Principal Investigator, Earth Observatory of Singapore (EOS)
Associate Professor & Associate Chair, Asian School of the Environment (ASE)
Nanyang Technological University

Dr. Shengji WEI is a Principal Investigator at the Earth Observatory of Singapore (EOS), as well as an Associate Professor and Associate Chair at the Asian School of the Environment (ASE), both at Nanyang Technological University (NTU). Before joining NTU in 2014, he completed his post-doctorate training at the Seismological Laboratory at the California Institute of Technology. He obtained his bachelor and PhD degrees in geophysics from the University of Science and Technology of China in 2004 and 2009, respectively.

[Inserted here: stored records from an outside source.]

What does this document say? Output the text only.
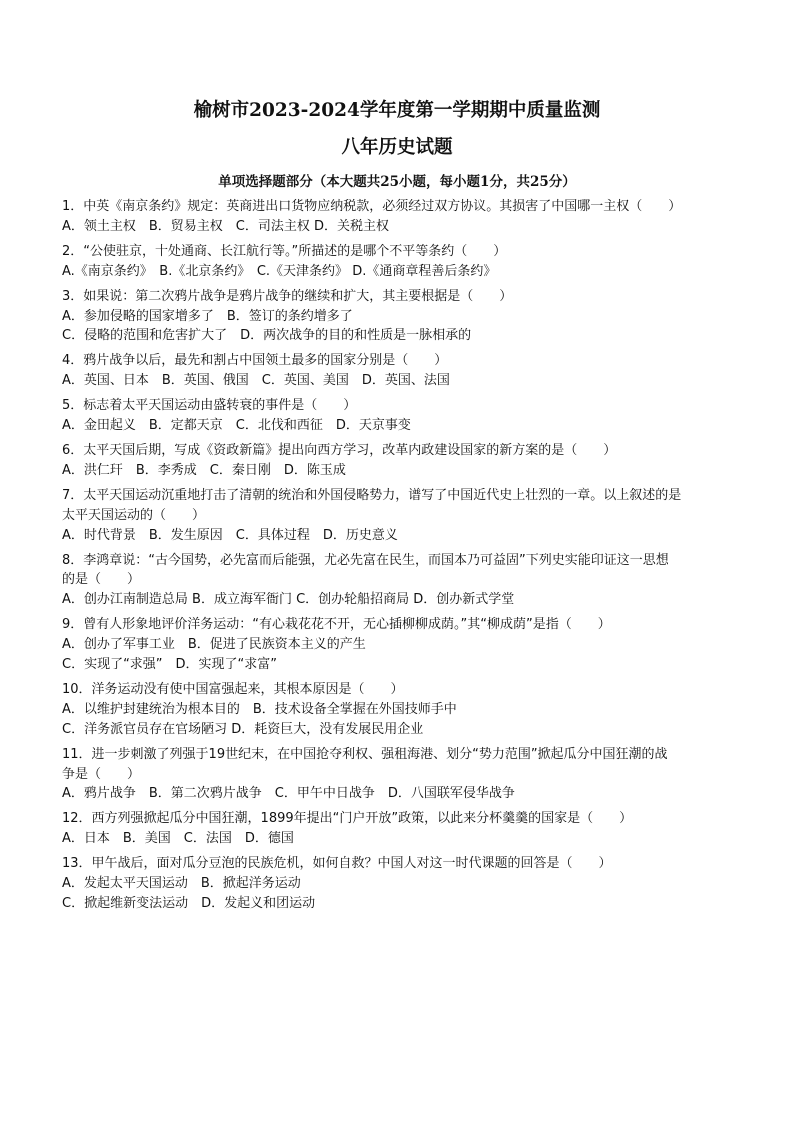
榆树市2023-2024学年度第一学期期中质量监测
八年历史试题
单项选择题部分（本大题共25小题，每小题1分，共25分）
1．中英《南京条约》规定：英商进出口货物应纳税款，必须经过双方协议。其损害了中国哪一主权（　　）
A．领土主权　B．贸易主权　C．司法主权 D．关税主权
2．“公使驻京，十处通商、长江航行等。”所描述的是哪个不平等条约（　　）
A.《南京条约》　B.《北京条约》　C.《天津条约》 D.《通商章程善后条约》
3．如果说：第二次鸦片战争是鸦片战争的继续和扩大，其主要根据是（　　）
A．参加侵略的国家增多了　B．签订的条约增多了
C．侵略的范围和危害扩大了　D．两次战争的目的和性质是一脉相承的
4．鸦片战争以后，最先和割占中国领土最多的国家分别是（　　）
A．英国、日本　B．英国、俄国　C．英国、美国　D．英国、法国
5．标志着太平天国运动由盛转衰的事件是（　　）
A．金田起义　B．定都天京　C．北伐和西征　D．天京事变
6．太平天国后期，写成《资政新篇》提出向西方学习，改革内政建设国家的新方案的是（　　）
A．洪仁玕　B．李秀成　C．秦日刚　D．陈玉成
7．太平天国运动沉重地打击了清朝的统治和外国侵略势力，谱写了中国近代史上壮烈的一章。以上叙述的是
太平天国运动的（　　）
A．时代背景　B．发生原因　C．具体过程　D．历史意义
8．李鸿章说：“古今国势，必先富而后能强，尤必先富在民生，而国本乃可益固”下列史实能印证这一思想
的是（　　）
A．创办江南制造总局 B．成立海军衙门 C．创办轮船招商局 D．创办新式学堂
9．曾有人形象地评价洋务运动：“有心栽花花不开，无心插柳柳成荫。”其“柳成荫”是指（　　）
A．创办了军事工业　B．促进了民族资本主义的产生
C．实现了“求强”　D．实现了“求富”
10．洋务运动没有使中国富强起来，其根本原因是（　　）
A．以维护封建统治为根本目的　B．技术设备全掌握在外国技师手中
C．洋务派官员存在官场陋习 D．耗资巨大，没有发展民用企业
11．进一步刺激了列强于19世纪末，在中国抢夺利权、强租海港、划分“势力范围”掀起瓜分中国狂潮的战
争是（　　）
A．鸦片战争　B．第二次鸦片战争　C．甲午中日战争　D．八国联军侵华战争
12．西方列强掀起瓜分中国狂潮，1899年提出“门户开放”政策，以此来分杯羹羹的国家是（　　）
A．日本　B．美国　C．法国　D．德国
13．甲午战后，面对瓜分豆泡的民族危机，如何自救？中国人对这一时代课题的回答是（　　）
A．发起太平天国运动　B．掀起洋务运动
C．掀起维新变法运动　D．发起义和团运动
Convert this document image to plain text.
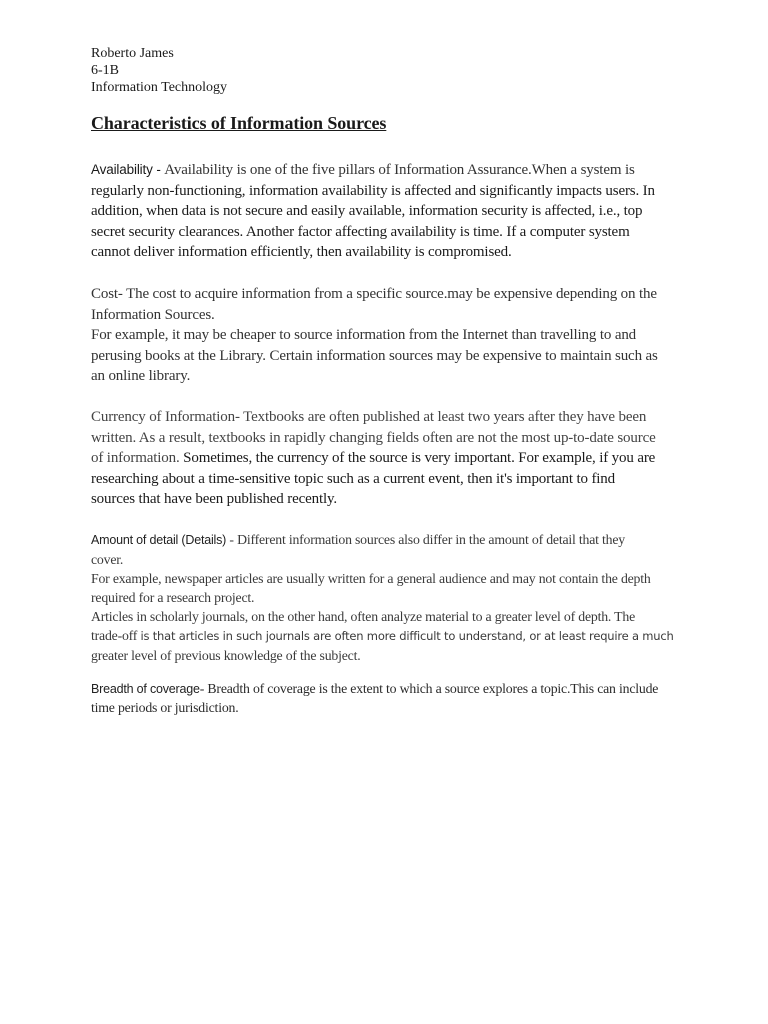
Roberto James
6-1B
Information Technology
Characteristics of Information Sources
Availability - Availability is one of the five pillars of Information Assurance.When a system is
regularly non-functioning, information availability is affected and significantly impacts users. In
addition, when data is not secure and easily available, information security is affected, i.e., top
secret security clearances. Another factor affecting availability is time. If a computer system
cannot deliver information efficiently, then availability is compromised.
Cost- The cost to acquire information from a specific source.may be expensive depending on the
Information Sources.
For example, it may be cheaper to source information from the Internet than travelling to and
perusing books at the Library. Certain information sources may be expensive to maintain such as
an online library.
Currency of Information- Textbooks are often published at least two years after they have been
written. As a result, textbooks in rapidly changing fields often are not the most up-to-date source
of information. Sometimes, the currency of the source is very important. For example, if you are
researching about a time-sensitive topic such as a current event, then it's important to find
sources that have been published recently.
Amount of detail (Details) - Different information sources also differ in the amount of detail that they
cover.
For example, newspaper articles are usually written for a general audience and may not contain the depth
required for a research project.
Articles in scholarly journals, on the other hand, often analyze material to a greater level of depth. The
trade-off is that articles in such journals are often more difficult to understand, or at least require a much
greater level of previous knowledge of the subject.
Breadth of coverage- Breadth of coverage is the extent to which a source explores a topic.This can include
time periods or jurisdiction.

He has broad interests in plate tectonics with focus on earthquake source and velocity structure studies. His research experiences cover both natural and man-made earthquakes. His approach to resolving the kinematic nature of earthquakes involves a combination of geodesy, geology, and seismology to better constrain the spatial-temporal evolution of seismic rupture properties. Besides reconciling various datasets, he has also developed techniques that allow waveform inversion/modelling to be extended to a higher frequency (e.g. > 1Hz) range of relevance for damage assessment. In recent years, his group initiated and maintained strong research programs with SE Asia collaborators, such as in Indonesia and Myanmar.

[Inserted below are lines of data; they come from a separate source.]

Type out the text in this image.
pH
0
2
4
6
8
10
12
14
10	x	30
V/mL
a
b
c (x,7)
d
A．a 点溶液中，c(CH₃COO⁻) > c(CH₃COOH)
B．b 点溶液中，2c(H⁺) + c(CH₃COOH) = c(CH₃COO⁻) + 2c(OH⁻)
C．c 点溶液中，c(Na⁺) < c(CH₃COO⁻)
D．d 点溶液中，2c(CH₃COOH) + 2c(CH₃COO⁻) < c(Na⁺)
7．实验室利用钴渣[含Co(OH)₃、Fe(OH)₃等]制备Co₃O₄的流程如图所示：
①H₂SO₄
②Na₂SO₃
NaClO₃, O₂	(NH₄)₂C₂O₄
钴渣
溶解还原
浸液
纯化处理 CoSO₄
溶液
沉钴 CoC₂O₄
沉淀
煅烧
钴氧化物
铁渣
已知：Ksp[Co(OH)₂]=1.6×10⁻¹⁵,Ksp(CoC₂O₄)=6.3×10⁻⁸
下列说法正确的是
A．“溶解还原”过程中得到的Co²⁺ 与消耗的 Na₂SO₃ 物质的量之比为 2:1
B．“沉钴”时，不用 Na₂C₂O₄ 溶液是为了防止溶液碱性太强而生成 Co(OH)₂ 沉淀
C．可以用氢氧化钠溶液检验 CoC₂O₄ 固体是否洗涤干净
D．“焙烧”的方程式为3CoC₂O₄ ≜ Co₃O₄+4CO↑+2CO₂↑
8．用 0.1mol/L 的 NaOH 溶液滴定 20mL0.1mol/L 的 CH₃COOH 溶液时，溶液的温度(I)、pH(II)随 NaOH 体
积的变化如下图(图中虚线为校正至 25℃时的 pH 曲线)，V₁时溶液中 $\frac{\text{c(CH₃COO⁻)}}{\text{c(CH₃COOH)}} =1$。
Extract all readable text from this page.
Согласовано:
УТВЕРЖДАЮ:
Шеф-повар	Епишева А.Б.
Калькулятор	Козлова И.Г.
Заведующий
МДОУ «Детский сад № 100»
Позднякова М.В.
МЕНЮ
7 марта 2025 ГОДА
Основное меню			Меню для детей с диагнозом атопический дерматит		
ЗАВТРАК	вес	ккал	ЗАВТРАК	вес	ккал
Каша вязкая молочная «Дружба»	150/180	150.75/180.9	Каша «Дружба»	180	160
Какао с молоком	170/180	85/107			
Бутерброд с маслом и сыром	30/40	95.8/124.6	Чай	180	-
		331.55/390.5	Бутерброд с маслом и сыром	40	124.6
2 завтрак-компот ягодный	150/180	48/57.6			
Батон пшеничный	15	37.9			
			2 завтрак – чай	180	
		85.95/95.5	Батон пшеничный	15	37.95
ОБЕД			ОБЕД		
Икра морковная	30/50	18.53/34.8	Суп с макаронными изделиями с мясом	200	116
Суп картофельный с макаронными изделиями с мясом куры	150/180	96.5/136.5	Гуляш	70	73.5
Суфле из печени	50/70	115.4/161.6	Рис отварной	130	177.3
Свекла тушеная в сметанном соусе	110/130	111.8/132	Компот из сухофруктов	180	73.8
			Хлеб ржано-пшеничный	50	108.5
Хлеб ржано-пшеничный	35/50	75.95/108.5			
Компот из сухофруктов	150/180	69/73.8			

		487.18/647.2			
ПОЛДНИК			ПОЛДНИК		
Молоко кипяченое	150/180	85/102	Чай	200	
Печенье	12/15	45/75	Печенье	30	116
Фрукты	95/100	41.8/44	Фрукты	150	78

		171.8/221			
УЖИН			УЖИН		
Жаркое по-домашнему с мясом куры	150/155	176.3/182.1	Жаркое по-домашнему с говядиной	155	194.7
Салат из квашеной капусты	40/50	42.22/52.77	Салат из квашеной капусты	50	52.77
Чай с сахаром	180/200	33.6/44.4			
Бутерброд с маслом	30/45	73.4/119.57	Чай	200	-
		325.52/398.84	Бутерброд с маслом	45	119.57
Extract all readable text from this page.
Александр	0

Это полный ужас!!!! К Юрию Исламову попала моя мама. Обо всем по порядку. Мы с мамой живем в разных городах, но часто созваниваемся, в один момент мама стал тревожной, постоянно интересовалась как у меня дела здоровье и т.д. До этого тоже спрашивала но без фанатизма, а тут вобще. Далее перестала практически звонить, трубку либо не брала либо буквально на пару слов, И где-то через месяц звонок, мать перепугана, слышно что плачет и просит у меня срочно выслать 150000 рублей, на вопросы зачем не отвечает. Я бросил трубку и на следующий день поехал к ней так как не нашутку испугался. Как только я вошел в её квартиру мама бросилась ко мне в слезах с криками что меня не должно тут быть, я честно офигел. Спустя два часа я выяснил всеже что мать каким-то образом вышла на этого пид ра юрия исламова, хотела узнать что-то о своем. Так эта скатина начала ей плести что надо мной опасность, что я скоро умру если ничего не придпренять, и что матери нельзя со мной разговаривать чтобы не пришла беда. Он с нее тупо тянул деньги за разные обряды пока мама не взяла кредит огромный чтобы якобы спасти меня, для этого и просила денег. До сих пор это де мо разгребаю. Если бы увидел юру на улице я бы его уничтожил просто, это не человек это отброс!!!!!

Recent Earthquake Rupture Imaging and New Insights to Fundamental Earthquake Physics

As a critical component of plate tectonics, large earthquakes also possess one of the greatest threats to human society. However, the detailed rupture processes of these damaging events are still not sufficiently known, leaving a range of fundamental earthquake physical problems unsolved. In recent years, the much improved space geodetic and seismological observations, along with well-calibrated inversion/modeling/analyzing methods, provide new opportunities to dramatically improve the constraints on the rupture details and the settings of large earthquakes. These developments allow us to shed some new lights to fundamental physics of earthquake source. Here, we use three representative earthquake cases, i.e., the 2023 Mw7.8&7.7 Turkey earthquake doublet (representing in-land strike-slip earthquake), the 2021 Mw8.2&7.4 Kermadec earthquake sequence (representing subduction zone megathrust earthquake), and the 2013 Mw8.3 deep Sea of Okhotsk earthquake (representing intra-slab earthquake), to address a range of questions including: 1) What governs the rupture speed and high frequency (most damaging) seismic energy radiation of large earthquakes? 2) How similar are ~M8 subduction zone earthquakes and what factor(s) control the limit of seismic slip? 3) What is the critical physical mechanism that allow M8+ earthquakes to take place at the depth of ~600km, where the pressure and temperature conditions are quite extreme? Finally, based on these findings, some perspective of future earthquake source studies will be briefly discussed.